The Suicide's Wife is a study in passivity; Madden has managed to portray from within the sensation of nothingness that manifests itself in a concentration upon objects, an obsession with the texture of things. His novel is an American version of Sartre's Nausea: a definitive portrait of depression. As such, The Suicide's Wife is masterly; but the author's note promises that his work in progress, Pleasure-Dome, will be a sequel to Bijou -reassuring news to readers familiar with that richly evocative book.
WRINKLES by Charles Simmons Farrar, Straus & Giroux; 182 pages; $8.95
In the era of the facelift, Charles Simmons' third novel, Wrinkles, is a reminder that age withers and custom stales, that love, children and work are procrastinations before getting down to the serious business of dying.
This tale of a minor novelist from cradle to edge of grave is constructed from short chapters that overlap time like pleats. Each chapter is also a minibiography that advances the novel's nameless protagonist through the stages and principal themes of his life: the confusions of parental and brotherly love and sex, lapsed Catholicism and sex, failed marriage and sex, friends and sex, thwarted career and sex, money and sex.
The prose style is as laconic as an investigator's dossier. Yet each page glistens with details of growth and change that readers should find familiar though freshly perceived. Simmons notes, for example, that his character is put off by certain signs of age, particularly "a looseness around the eyes so that they do not. express his moods."
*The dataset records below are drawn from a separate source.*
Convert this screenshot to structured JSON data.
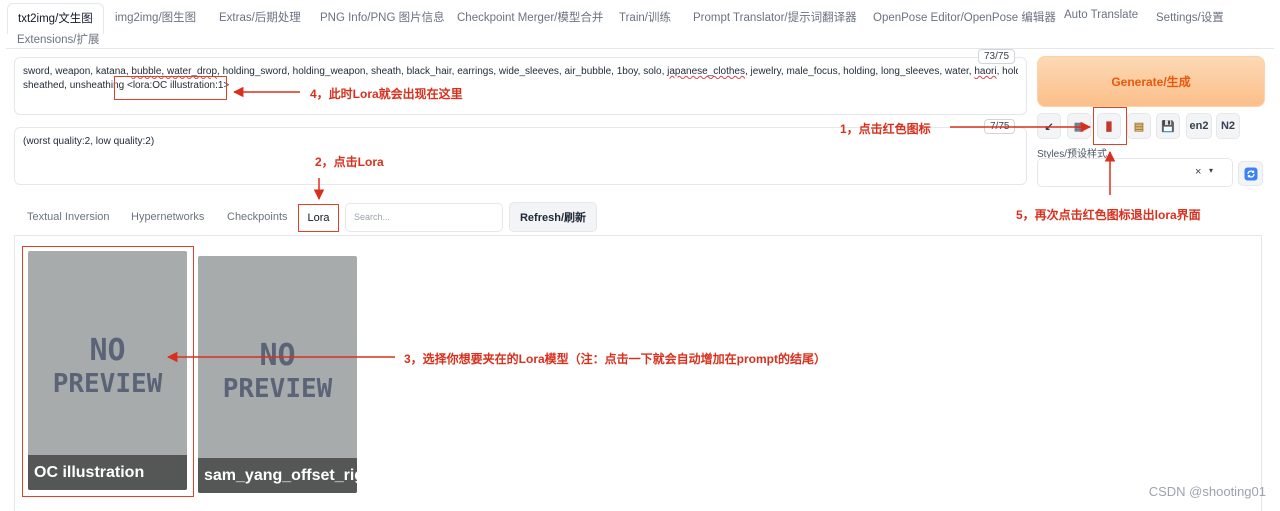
{
  "tabs": [
    {
      "label": "txt2img/文生图",
      "active": true
    },
    {
      "label": "img2img/图生图"
    },
    {
      "label": "Extras/后期处理"
    },
    {
      "label": "PNG Info/PNG 图片信息"
    },
    {
      "label": "Checkpoint Merger/模型合并"
    },
    {
      "label": "Train/训练"
    },
    {
      "label": "Prompt Translator/提示词翻译器"
    },
    {
      "label": "OpenPose Editor/OpenPose 编辑器"
    },
    {
      "label": "Auto Translate"
    },
    {
      "label": "Settings/设置"
    },
    {
      "label": "Extensions/扩展"
    }
  ],
  "prompt": {
    "counter": "73/75",
    "line1_a": "sword, weapon, katana, ",
    "line1_b": "bubble, water_drop",
    "line1_c": ", holding_sword, holding_weapon, sheath, black_hair, earrings, wide_sleeves, air_bubble, 1boy, solo, ",
    "line1_d": "japanese_clothes",
    "line1_e": ", jewelry, male_focus, holding, long_sleeves, water, ",
    "line1_f": "haori",
    "line1_g": ", holding_sheath,",
    "line2": "sheathed, unsheathing ",
    "lora_tag": "<lora:OC illustration:1>"
  },
  "negative": {
    "counter": "7/75",
    "text": "(worst quality:2, low quality:2)"
  },
  "generate_label": "Generate/生成",
  "tools": [
    "↙",
    "▦",
    "▮",
    "▤",
    "💾",
    "en2",
    "N2"
  ],
  "styles_label": "Styles/预设样式",
  "styles_clear": "×",
  "network_tabs": [
    "Textual Inversion",
    "Hypernetworks",
    "Checkpoints"
  ],
  "lora_tab": "Lora",
  "search_placeholder": "Search...",
  "refresh_label": "Refresh/刷新",
  "cards": [
    {
      "name": "OC illustration",
      "preview_text_1": "NO",
      "preview_text_2": "PREVIEW"
    },
    {
      "name": "sam_yang_offset_right_filesize",
      "preview_text_1": "NO",
      "preview_text_2": "PREVIEW"
    }
  ],
  "annotations": {
    "a1": "1，点击红色图标",
    "a2": "2，点击Lora",
    "a3": "3，选择你想要夹在的Lora模型（注：点击一下就会自动增加在prompt的结尾）",
    "a4": "4，此时Lora就会出现在这里",
    "a5": "5，再次点击红色图标退出lora界面"
  },
  "watermark": "CSDN @shooting01",
  "colors": {
    "accent_red": "#d9301e",
    "generate_text": "#ea580c",
    "generate_bg": "#fbbf8a"
  }
}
Throughout, the writer's mood reflects a stoicism warmed to body temperature by an irrepressible sense of romance and self-amusement: "As he gets older, he will sometimes try to inquire into his deepest wishes, hoping to find a weariness with life that would make death less fearsome, but can't." In a secular age, that is Simmons' deceptive and effective way of saying grace.
EYE OF THE NEEDLE by Ken Follett Arbor House; 313 pages; $8.95
Ken Follett's novel has a simple purpose deftly carried out: it is a crackling good yarn. The Needle is die Nadel, code name for a Nazi agent in World War II Britain. He loathes his sobriquet because--violating a rule of code names--it carries meaning as well as identification. He dispatches his victims with a stiletto thrust upward into the heart. Die Nadel happens upon a secret of great import: the truth that the Allies will attack at Normandy, not at Calais.
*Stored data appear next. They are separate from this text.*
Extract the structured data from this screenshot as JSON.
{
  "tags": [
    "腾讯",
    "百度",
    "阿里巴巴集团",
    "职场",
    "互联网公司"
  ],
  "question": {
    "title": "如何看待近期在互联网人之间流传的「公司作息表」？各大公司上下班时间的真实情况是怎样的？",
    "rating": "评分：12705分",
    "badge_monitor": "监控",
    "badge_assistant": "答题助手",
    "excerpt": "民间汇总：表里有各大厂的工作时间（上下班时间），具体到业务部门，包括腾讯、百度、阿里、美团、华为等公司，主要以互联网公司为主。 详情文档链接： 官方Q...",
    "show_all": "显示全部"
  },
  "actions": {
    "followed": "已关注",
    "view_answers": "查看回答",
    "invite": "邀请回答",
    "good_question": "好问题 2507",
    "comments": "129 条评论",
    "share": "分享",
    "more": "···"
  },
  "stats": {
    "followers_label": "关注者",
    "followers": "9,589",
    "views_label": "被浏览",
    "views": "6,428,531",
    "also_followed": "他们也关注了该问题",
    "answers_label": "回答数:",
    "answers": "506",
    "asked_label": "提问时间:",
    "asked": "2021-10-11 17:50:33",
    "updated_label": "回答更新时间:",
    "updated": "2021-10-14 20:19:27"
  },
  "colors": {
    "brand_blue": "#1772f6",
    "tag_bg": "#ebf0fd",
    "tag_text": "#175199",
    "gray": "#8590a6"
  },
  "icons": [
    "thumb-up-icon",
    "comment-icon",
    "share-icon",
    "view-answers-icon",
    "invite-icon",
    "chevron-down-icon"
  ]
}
While die Nadel (real name: Henry Faber) scurries to get his information out of the country and into German hands, British intelligence closes in. The ultimate battle is played out on Storm Island, bleak outcropping of rock in the North Sea. There, escaping from Aberdeen in a fishing boat, Faber is shipwrecked. Between him and a rendezvous with a U-boat stand the island's four occupants: a shepherd, an ex-R.A.F. pilot who has lost his legs, and the amputee's wife and child. Faber stalks them.
Follett's plotting is crisp, but it does not get in the way of his people--nicely crafted, three-dimensional figures who linger in the memory long after the circumstances blur. The final fadeout, in a teatime epilogue years later, is for that reason eminently satisfying and, for a sometimes brutal novel, touched with just the right note of tenderness.